Gibt es in Doppelbesteuerungsabkommen steuerliche Regelungen für Forschende, die für eine befristete Zeit in einem anderen Vertragsstaat tätig sind? Wer entscheidet, ob diese Regelungen auf den Einzelfall angewendet werden und wie ist das Verfahren?

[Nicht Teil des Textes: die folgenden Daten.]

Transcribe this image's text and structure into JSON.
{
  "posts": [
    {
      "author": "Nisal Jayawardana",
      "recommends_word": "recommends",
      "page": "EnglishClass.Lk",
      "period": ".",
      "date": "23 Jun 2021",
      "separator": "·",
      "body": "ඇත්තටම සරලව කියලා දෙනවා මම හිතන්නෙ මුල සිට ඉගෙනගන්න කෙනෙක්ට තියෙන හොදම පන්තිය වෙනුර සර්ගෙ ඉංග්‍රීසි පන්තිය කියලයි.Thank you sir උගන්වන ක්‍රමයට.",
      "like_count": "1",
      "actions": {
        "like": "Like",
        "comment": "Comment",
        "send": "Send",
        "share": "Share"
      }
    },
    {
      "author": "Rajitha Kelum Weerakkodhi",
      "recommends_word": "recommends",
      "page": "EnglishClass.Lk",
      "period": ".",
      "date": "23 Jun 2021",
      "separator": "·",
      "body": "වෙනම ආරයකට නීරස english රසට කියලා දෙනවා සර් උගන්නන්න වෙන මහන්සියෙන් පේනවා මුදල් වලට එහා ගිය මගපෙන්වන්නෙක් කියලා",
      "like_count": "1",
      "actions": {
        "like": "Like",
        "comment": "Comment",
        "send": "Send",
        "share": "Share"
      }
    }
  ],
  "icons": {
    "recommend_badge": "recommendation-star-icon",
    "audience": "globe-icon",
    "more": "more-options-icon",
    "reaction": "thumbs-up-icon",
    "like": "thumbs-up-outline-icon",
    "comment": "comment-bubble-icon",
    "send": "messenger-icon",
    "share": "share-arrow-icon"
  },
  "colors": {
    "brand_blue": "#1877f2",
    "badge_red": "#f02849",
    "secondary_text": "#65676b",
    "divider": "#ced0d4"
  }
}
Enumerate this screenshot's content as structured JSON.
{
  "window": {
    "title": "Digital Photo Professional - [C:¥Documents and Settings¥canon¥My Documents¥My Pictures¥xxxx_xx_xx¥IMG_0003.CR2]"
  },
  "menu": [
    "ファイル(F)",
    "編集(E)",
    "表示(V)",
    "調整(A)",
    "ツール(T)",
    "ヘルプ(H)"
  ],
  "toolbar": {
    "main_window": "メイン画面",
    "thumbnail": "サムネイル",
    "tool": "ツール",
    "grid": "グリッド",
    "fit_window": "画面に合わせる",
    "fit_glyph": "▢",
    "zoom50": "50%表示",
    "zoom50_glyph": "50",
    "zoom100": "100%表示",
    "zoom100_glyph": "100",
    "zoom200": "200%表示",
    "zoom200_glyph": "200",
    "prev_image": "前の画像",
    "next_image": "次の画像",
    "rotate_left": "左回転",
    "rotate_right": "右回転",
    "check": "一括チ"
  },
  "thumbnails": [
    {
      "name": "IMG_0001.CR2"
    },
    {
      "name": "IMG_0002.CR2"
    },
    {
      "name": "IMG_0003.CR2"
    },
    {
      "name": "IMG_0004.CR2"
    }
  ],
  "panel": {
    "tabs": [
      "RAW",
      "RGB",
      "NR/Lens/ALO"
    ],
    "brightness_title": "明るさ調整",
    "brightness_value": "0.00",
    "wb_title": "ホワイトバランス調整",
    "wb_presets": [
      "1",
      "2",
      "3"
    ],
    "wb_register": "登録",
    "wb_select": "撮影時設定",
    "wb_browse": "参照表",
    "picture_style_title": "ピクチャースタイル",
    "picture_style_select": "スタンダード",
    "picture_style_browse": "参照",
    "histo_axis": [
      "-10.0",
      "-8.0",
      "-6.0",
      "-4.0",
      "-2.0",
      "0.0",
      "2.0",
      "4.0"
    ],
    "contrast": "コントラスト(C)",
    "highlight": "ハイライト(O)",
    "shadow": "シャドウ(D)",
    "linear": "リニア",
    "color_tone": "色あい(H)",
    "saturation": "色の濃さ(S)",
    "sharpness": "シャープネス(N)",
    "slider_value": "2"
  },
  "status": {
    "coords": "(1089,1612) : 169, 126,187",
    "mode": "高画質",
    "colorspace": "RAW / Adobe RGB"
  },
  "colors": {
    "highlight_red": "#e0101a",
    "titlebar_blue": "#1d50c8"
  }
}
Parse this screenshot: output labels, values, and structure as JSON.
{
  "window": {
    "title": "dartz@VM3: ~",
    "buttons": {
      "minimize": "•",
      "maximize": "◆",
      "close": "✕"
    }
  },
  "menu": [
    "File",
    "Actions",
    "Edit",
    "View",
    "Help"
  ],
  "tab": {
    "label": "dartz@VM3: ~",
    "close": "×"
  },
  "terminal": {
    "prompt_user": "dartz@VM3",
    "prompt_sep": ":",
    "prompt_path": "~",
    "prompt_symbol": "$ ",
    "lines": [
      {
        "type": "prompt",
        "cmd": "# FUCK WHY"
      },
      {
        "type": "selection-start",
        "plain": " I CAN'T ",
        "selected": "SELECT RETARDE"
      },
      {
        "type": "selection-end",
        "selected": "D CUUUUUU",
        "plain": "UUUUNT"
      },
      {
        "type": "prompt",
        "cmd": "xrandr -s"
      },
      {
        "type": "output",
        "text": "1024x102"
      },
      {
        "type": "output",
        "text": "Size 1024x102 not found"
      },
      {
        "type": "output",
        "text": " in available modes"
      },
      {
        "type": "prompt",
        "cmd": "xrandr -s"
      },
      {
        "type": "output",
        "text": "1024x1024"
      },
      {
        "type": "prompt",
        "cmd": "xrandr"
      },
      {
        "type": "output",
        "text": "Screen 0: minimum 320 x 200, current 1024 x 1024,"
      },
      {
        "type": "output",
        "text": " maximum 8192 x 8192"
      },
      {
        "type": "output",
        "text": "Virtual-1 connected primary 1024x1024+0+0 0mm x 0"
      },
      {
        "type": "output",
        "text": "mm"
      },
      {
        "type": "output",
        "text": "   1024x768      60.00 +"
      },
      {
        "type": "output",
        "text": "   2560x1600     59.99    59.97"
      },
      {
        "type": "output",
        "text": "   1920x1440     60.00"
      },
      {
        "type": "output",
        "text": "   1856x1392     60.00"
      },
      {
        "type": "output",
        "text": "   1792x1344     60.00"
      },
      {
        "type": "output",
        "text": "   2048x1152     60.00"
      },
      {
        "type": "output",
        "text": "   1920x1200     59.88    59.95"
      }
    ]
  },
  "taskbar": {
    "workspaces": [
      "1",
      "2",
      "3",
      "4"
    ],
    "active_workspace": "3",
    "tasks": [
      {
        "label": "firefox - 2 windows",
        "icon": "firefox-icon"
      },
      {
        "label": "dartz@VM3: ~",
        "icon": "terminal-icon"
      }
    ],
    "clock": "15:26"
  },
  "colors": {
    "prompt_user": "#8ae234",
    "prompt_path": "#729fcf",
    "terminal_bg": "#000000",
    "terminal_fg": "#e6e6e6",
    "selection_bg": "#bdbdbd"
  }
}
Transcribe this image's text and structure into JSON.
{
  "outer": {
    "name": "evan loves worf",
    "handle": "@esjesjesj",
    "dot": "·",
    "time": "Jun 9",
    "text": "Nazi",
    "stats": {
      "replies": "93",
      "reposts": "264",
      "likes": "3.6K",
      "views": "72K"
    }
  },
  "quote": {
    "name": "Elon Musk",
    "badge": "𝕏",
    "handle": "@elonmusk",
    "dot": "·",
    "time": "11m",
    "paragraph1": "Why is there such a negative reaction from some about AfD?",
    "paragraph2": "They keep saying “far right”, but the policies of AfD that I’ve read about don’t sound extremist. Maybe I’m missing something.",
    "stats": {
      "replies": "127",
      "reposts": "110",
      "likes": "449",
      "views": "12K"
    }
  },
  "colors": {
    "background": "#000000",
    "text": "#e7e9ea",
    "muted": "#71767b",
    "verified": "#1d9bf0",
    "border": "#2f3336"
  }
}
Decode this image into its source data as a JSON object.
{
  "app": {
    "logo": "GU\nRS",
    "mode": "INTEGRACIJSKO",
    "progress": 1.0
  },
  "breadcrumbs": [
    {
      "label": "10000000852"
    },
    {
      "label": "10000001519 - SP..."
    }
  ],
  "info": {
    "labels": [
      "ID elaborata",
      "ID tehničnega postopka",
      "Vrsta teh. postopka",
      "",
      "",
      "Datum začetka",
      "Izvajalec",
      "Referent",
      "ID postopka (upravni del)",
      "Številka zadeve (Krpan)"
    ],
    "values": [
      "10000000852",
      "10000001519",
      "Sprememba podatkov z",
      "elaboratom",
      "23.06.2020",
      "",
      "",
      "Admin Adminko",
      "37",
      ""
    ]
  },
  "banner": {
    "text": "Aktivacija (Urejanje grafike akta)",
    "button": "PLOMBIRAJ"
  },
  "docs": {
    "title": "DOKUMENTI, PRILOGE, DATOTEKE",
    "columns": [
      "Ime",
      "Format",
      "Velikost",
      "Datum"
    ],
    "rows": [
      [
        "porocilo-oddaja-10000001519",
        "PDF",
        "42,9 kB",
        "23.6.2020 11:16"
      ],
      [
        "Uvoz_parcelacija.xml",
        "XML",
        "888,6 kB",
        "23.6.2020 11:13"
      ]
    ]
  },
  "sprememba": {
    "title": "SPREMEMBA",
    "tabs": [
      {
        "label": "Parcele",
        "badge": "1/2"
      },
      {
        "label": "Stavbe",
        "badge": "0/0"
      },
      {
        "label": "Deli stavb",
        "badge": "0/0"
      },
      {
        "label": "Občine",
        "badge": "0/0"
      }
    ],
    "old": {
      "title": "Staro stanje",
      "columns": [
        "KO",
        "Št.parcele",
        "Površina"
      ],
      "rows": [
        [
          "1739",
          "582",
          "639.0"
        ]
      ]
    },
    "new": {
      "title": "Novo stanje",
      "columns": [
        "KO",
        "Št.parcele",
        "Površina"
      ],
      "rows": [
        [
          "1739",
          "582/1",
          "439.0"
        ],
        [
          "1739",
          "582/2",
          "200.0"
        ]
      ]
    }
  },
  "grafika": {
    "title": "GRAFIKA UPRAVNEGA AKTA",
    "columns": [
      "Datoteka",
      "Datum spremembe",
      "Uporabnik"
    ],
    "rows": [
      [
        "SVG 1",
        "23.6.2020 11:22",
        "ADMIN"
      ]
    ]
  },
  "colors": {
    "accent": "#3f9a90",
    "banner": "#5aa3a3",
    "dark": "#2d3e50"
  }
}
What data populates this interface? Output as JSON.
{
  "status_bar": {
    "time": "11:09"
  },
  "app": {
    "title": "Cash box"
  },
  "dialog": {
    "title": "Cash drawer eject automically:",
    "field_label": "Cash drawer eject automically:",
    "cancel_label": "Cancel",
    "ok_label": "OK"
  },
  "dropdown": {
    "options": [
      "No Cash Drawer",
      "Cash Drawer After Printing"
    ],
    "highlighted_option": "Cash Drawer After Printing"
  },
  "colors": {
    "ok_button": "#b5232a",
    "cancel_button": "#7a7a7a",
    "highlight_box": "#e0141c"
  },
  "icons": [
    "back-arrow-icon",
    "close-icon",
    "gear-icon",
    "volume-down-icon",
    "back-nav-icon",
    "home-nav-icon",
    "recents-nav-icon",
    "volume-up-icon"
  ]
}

Viele, aber nicht alle Doppelbesteuerungsabkommen, die Deutschland mit anderen Staaten abgeschlossen hat, enthalten Sondervorschriften, die für bestimmte zeitlich begrenzte Lehr- und Forschungsaufenthalte eine Steuerbefreiung im Tätigkeitsstaat vorsehen bzw. das Besteuerungsrecht dem Ansässigkeitsstaat zuweisen. In den meisten Abkommen gilt die Sondervorschrift nur für Aufenthalte bis zu zwei Jahren. Im Übrigen weichen die Sondervorschriften inhaltlich stark voneinander ab, so dass man keine allgemeine Aussage treffen kann, sondern jedes Abkommen individuell prüfen muss: Zum Teil wird vorausgesetzt, dass Steuerpflichtige Hochschullehrende oder Lehrende sind, zum Teil nicht.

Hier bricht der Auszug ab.